BELFAST four-piece And So I Watch You From Afar are a gargantuan rock outfit that released one of the finest albums of last year, deservedly securing a recent Choice Music Prize nomination for their self-titled debut.
The instrumental four-piece have also gained a warranted reputation as one the most exciting live bands currently on go around Ireland, a reputation built up from playing 170-plus gigs last year.
Their gig in Baker Place last year was an awesome experience; a sweaty extravangaza of powerhouse rock and innovative rhythms. The band return to Baker Place this Thursday to help the alternative music venue celebrate their fifth birthday with a free gig.
It wasn’t hard to persuade them, as drummer Chris Wee tells On the Beat that playing in Limerick is an exciting experience.
“The crowds in Limerick are mad, they really go for it,” laughs the drummer, speaking as the band finish a UK tour that saw them play to sell out crowds - an indication of their growing presence and profile.
“There are some places you can turn up to in England and they are a bit stagnant, you know? There is a bit of pretence about them, then you come down to places like Limerick and people are a lot hungrier for it, which certainly adds to our own energy,” says Chris.

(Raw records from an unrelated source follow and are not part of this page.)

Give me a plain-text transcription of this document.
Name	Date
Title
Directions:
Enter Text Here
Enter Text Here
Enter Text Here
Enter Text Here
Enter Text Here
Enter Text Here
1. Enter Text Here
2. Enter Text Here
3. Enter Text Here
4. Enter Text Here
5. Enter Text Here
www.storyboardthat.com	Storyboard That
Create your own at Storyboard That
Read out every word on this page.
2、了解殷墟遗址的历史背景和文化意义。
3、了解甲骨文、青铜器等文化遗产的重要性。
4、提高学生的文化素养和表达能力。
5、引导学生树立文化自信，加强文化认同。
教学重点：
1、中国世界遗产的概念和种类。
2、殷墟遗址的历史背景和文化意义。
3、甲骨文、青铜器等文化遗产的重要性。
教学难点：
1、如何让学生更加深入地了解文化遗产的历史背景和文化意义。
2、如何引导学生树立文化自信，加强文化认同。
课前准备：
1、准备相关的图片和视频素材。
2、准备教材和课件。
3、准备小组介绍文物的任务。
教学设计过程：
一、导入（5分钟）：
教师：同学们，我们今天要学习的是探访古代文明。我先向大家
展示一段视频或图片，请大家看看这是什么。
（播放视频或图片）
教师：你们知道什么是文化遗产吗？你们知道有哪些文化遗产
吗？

“Energy” simply doesn’t really cut it for a band whose tagline is “we are the bull, you are the china shop”, and with songs like Set Guitars to Kill and Clench Fists, Grit Teeth...GO!, can whip an audience into a frenzy with their music, which clearly owes a debt to post-rock pioneers like Mogwai, but it is still staggeringly original and inventive, fusing dreamy melodies with balls-out rock and roll.

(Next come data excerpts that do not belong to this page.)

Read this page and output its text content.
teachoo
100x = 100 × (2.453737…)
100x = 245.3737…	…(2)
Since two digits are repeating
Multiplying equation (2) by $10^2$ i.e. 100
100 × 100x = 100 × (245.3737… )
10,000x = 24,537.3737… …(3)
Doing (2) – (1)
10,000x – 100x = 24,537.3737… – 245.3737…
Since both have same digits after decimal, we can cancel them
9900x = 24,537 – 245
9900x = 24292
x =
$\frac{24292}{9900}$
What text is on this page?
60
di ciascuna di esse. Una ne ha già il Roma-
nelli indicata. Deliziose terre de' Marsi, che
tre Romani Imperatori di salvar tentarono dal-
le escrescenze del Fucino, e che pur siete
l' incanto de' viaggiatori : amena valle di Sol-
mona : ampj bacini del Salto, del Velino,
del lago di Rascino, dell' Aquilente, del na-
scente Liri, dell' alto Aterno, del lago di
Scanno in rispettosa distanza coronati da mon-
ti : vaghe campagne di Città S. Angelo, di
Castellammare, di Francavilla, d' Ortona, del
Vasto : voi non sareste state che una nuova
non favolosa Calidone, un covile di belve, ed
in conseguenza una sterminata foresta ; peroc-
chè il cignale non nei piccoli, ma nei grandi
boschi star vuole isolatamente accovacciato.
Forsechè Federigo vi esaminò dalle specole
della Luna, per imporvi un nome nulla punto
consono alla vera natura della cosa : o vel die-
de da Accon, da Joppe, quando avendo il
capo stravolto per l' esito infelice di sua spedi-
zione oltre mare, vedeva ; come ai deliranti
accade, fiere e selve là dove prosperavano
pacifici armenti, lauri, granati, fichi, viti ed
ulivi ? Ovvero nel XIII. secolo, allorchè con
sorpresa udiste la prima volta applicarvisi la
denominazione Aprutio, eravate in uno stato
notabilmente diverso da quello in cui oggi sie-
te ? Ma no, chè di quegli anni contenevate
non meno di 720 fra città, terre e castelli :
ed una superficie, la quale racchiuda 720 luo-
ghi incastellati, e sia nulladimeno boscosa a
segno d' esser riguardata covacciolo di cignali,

Instead, Chris and his fellow members - Rory Friers, Tony Wright and Jonathan Adger - perform a live set that is akin to say, going 14 rounds with Mike Tyson.
“Yeah, my arms can feel like that sometimes,” laughs Chris. “There have been a lot of energy drinks imbibed over the last year - we could do with not having so many. I think that is a good thing about touring so much because our sets are so high energy, it is all-out physical endurance for me and the other guys.”

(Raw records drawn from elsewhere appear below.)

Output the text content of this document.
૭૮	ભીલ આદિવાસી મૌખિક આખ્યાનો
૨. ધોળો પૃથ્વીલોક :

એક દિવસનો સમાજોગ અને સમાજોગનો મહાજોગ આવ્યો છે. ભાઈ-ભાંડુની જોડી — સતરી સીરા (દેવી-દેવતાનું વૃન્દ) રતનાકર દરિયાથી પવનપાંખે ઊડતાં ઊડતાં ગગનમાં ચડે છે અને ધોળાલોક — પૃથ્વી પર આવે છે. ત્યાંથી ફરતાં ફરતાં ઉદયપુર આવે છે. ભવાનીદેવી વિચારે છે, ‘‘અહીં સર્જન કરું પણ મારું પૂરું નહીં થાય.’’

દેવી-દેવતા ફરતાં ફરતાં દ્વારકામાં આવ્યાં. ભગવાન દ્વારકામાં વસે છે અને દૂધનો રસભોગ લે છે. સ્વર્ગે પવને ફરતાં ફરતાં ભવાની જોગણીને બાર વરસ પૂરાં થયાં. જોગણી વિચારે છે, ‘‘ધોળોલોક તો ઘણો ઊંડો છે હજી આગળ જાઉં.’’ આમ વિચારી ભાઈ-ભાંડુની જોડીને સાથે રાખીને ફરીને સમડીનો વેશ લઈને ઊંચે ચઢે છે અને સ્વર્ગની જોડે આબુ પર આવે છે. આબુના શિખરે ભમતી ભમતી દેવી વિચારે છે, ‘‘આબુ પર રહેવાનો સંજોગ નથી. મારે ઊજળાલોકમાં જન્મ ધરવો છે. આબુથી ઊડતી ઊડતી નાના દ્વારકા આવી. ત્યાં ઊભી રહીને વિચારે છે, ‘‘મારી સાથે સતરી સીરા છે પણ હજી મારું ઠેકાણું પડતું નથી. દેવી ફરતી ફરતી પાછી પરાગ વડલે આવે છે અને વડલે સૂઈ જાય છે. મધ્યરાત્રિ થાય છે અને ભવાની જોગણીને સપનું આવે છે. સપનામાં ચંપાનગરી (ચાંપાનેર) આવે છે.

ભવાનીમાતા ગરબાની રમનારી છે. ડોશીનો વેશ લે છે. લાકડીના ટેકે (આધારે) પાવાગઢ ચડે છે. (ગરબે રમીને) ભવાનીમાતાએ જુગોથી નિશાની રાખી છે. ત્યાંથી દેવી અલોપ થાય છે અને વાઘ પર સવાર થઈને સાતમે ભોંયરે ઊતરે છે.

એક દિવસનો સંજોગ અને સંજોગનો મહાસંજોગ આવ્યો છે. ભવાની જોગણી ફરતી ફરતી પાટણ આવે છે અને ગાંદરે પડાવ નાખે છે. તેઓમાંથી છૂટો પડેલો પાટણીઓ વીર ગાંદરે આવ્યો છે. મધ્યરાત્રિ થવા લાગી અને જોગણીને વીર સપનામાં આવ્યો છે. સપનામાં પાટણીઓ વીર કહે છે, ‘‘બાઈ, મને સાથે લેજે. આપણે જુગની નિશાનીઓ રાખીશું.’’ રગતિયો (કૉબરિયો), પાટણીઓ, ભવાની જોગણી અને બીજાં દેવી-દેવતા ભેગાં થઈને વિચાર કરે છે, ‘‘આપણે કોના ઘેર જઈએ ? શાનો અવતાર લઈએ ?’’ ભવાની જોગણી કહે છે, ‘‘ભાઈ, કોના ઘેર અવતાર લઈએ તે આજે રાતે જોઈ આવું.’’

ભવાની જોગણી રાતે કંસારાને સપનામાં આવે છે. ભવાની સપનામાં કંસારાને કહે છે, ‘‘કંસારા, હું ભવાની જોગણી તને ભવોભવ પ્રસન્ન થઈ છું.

He adds: “I love it. That is the way we like to play, especially with the live stuff. Obviously we have quiet songs like the Voiceless - but it is all about providing a show for people that they can really enjoy and engage with, and we like to be as mad as possible.”
The band have cemented a cast-iron tautness about the way they play, thanks to the incessant touring in 2009, which included shows at Pukkelpop in Belgium, Glastonbury, the Eurosonic Festival and a high-profile run of shows in Ulster Hall in Belfast.
They have no intention of resting on the laurels of critical acclaim and award nominations however, with the EP ‘Letters’ due out in February and a follow-up album due in the Autumn. “We are going to try and be as busy as we were before, but we are also going to try and get this album done. I think we have always believed in what we are doing and written what we wanted to write and people respect us for that. It is great to be acknowledged for that.”
And So I Watch You From Afar play in Baker Place this Thursday and admission is free.